Als der Zweite Weltkrieg begann, war ich gerade acht Jahre alt und ging in die Schule an der Zunftmeisterstraße. Wir, meine Eltern, meine Schwester und ich, wohnten an der unteren Wallstraße in der Mülheimer Innenstadt. Dort hatten meine Eltern ein Gemüsegeschäft und auf dem Wochenmarkt einen Verkaufsstand.
Das war bis zum Jahr 1942. Da wurde mein Vater eingezogen, wurde Soldat, und wir mussten unseren Pkw mit Anhänger an die Wehrmacht abgeben. Somit konnten wir nicht mehr für das Geschäft einkaufen und mussten es schließen. Ich kann mich noch erinnern, dass meine Mutter immer Waren für die Kunden jüdischen Glaubens zurückgelegt hat, denn die Leute durften erst spät einkaufen und dann war nichts mehr da.
Die Luftangriffe der Alliierten auf deutsche Städte begannen Mitte des Krieges. Die Innenstädte mit der Zivilbevölkerung wurden hart getroffen. Bei Alarm gingen wir mit Notgepäck in den Rathauskeller. Tagsüber während des Schulunterrichts, flüchteten wir Schüler in den Luftschutzkeller der Schule. In der Nacht vom 22. zum 23. Juni 1943 war aber alles anders. Da machten die feindlichen Bomber das, was sie schon vorher durch Flugblätter angekündigt hatten: „Mülheim liegst Du auch im Loch, wir finden dich doch.“
Mein Vater hatte gerade Heimaturlaub. Meine Eltern und ich schliefen. Meine kleine Schwester, gerade vier Jahre alt, war bei unserer Tante in Oberhausen untergekommen. Da heulten plötzlich nachts die Sirenen. Ich bekomme noch heute eine Gänsehaut, wenn ich einen ähnlichen Ton höre. Meine Mutter und ich liefen wieder in den Rathauskeller. Mein Vater jedoch blieb im Haus zurück. Dann kamen sie, die Bomber, beladen mit Sprengbomben, Landmienen und Brandbomben. Die Bomber warfen alles flächendeckend über Mülheim ab.

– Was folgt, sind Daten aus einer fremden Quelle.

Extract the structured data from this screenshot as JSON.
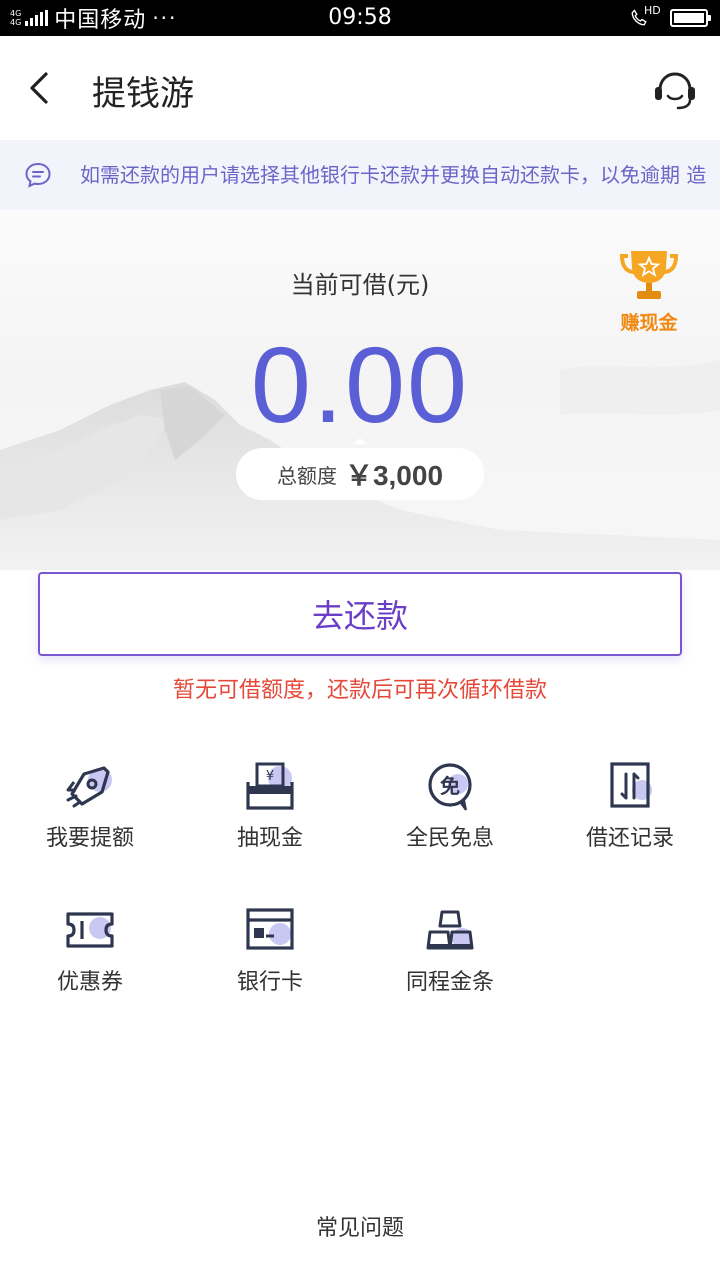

Vater rettete gelähmten Mann
Unser Haus an der Wallstraße, wo mein Vater noch war, wurde getroffen und brannte. In der obersten Etage wohnte ein gelähmter Mann. Mein Vater rannte die Treppe hoch, trug den Mann und brachte ihn durch die brennende Stadt zum Polizeirevier an der Schollenstraße. Welch ein Glück für ihn, dass mein Vater Urlaub hatte und zu Hause war. Nach der Entwarnung holte mein Vater meine Mutter und mich aus dem Rathauskeller. Uns schlug eine große Hitze entgegen, als wir nach draußen kamen. Alles brannte. Das Rathaus, die Häuser rundherum außer der Gaststätte Kaiser am Rathausmarkt.
Wir liefen in die Ruhranlagen und legten uns auf den Rasen, der durch die Hitze der brennenden Häuser erwärmt war. Am Morgen danach, unser Haus war abgebrannt, gingen wir zu meinen Großeltern zur Eppinghofer Straße. Das Haus war auch zerstört, aber an einem verkohlen Pfosten hing ein Zettel mit der Aufschrift „Wir leben und laufen nach Styrum“ (zu ihrer Tochter).
Wir liefen dann auch gemeinsam nach Styrum zu Verwandten. Deren Haus stand noch, so dass wir erst einmal dort bleiben konnten.
Mein Vater blieb noch ein paar Tage bei uns, dann musste er zurück an die Front – nach Russland. Meine Mutter, meine Schwester und ich wurden nach Schlesien evakuiert. Von dort mussten wir Ende des Krieges vor den Russen wieder zurück ins Ruhrgebiet flüchten. Mein Vater kam schließlich 1946 völlig abgemagert und krank aus russischer Gefangenschaft zu uns zurück.
Ich bin jetzt 83 Jahre alt und wohne in einem denkmalgeschützten Haus von ca. 1895 nahe der Mülheimer Innenstadt, es ist das Haus meiner Großeltern. Auch dieses Haus wurde durch den damaligen Angriff sehr beschädigt – aber es ist stehen geblieben.